When you raise minimum wages, nothing changes but prices. The price of labour gets raised, and then inflation takes care of the wages of everything else. Since everything has been raised, you guessed it; the poverty line is raised too. If inflation does not correct for the deficit, hiring fewer employees will, according to an aggregate study by William Wascher and David Neumark. Their study shows that as “85 per cent of studies show negative effects on employment with minimum wage changes.” And that means people who were living below the poverty line are losing jobs and are falling even further from the poverty line. As inflation kicks in, the companies hire more people and the climb begins again – hardly the outcome expected or desired. If you are simply talking about improving incomes of the employed, minimum wage works short term but at the cost of the livelihoods of others in the long term.
So, if minimum wage does not give the outcomes people want, why perpetuate it? Politics is the main reason. Minimum wages sound good. Minimum wage raises get votes. And, finally, and probably most importantly, minimum wage is the established method. Most politicians believe it to be the best option, and in most cases, the only option. But governments should be searching for alternatives. There is one alternative that particularly excites me, the “Maximum Wage Law.”
The maximum wage law in question is called relative maximum wage. The government multiplies the wages of the lowest-paid worker by a certain number and that becomes the maximum wage allowed. For example, using a factor of forty, our current 10-dollar an hour minimum wage would result in a maximum wage of 400 dollars an hour, a healthy sum. Currently, however, most CEOs make “171 times more than their lowest paid employee,” with figures from the Canadian Center for Policy Alternatives, and that is a conservative estimate. This is the pay without regulation. Under these standards, a top executive makes a whopping $1,710 dollars an hour. Now, can one really say an executive does 171 times the work of an ordinary employee? I would doubt it.
[pullquote]Maximum wage presents a unique solution. It incentivizes companies to increase minimum wage without forcing them to accept a regulated minimum wage.[/pullquote]
Maximum wage presents a unique solution.
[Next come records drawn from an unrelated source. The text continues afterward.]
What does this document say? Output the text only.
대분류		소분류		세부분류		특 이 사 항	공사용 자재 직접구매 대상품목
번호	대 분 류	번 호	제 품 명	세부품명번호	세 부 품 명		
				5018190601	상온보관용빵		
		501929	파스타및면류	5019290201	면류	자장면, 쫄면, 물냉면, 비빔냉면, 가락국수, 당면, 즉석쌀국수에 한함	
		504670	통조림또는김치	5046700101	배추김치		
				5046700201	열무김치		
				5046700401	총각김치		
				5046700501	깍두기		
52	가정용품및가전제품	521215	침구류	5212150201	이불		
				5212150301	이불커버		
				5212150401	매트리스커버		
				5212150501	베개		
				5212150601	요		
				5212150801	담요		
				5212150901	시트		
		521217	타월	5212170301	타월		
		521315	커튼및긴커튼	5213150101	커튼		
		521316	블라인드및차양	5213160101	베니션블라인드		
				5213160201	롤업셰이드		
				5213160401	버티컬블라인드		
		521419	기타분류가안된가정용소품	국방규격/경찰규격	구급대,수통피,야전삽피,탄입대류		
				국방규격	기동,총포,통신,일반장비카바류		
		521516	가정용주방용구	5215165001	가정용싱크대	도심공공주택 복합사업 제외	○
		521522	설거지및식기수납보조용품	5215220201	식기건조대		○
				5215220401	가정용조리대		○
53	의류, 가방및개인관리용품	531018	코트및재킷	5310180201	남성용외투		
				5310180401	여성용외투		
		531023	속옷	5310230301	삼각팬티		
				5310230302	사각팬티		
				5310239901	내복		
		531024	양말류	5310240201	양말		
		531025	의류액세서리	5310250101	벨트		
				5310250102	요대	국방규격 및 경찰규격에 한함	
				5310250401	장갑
It incentivizes companies to increase minimum wage without forcing them to accept a regulated minimum wage. Increase the minimum and you increase the maximum. Increase minimum wage of your company from ten dollars to eighteen dollars — the number cited as being the current poverty line — and you increase your top earners wages by 320 dollars an hour to a healthy 720 dollars an hour.
By enacting the legislation, pay inequality is reduced dramatically and companies’ profits still remain.
Critics of the maximum wage say that it makes people less likely to try and move up in the company and will reduce productivity. An increase from 10 dollars an hour to 400 dollars an hour, not an incentive: ridiculous. Students working minimum wage jobs will work pretty hard to ensure they move up the pay scale by twenty-five cents, incentive is not a problem. Others say governments should simply increase taxes. The rich can avoid taxes through lawyers and tax shelters. The poor simply cannot.
Minimum wage may be the standard, but we should be open to other options. They are out there. Minimum wage raises the bar for the rich and poor alike; inflation ensures that no real change in inequality occurs. Maximum wage, on the other hand, reduces the steep slope of inequality, as companies do not have to take a hit to their profits and thereby eliminating the risk of inflation. If prices stay the same while wages rise for the poor, they can be said to live above or at the poverty line. This is the goal of minimum wage, to improve worker outcomes. However, it is maximum wage that reaches the goal, not minimum wage.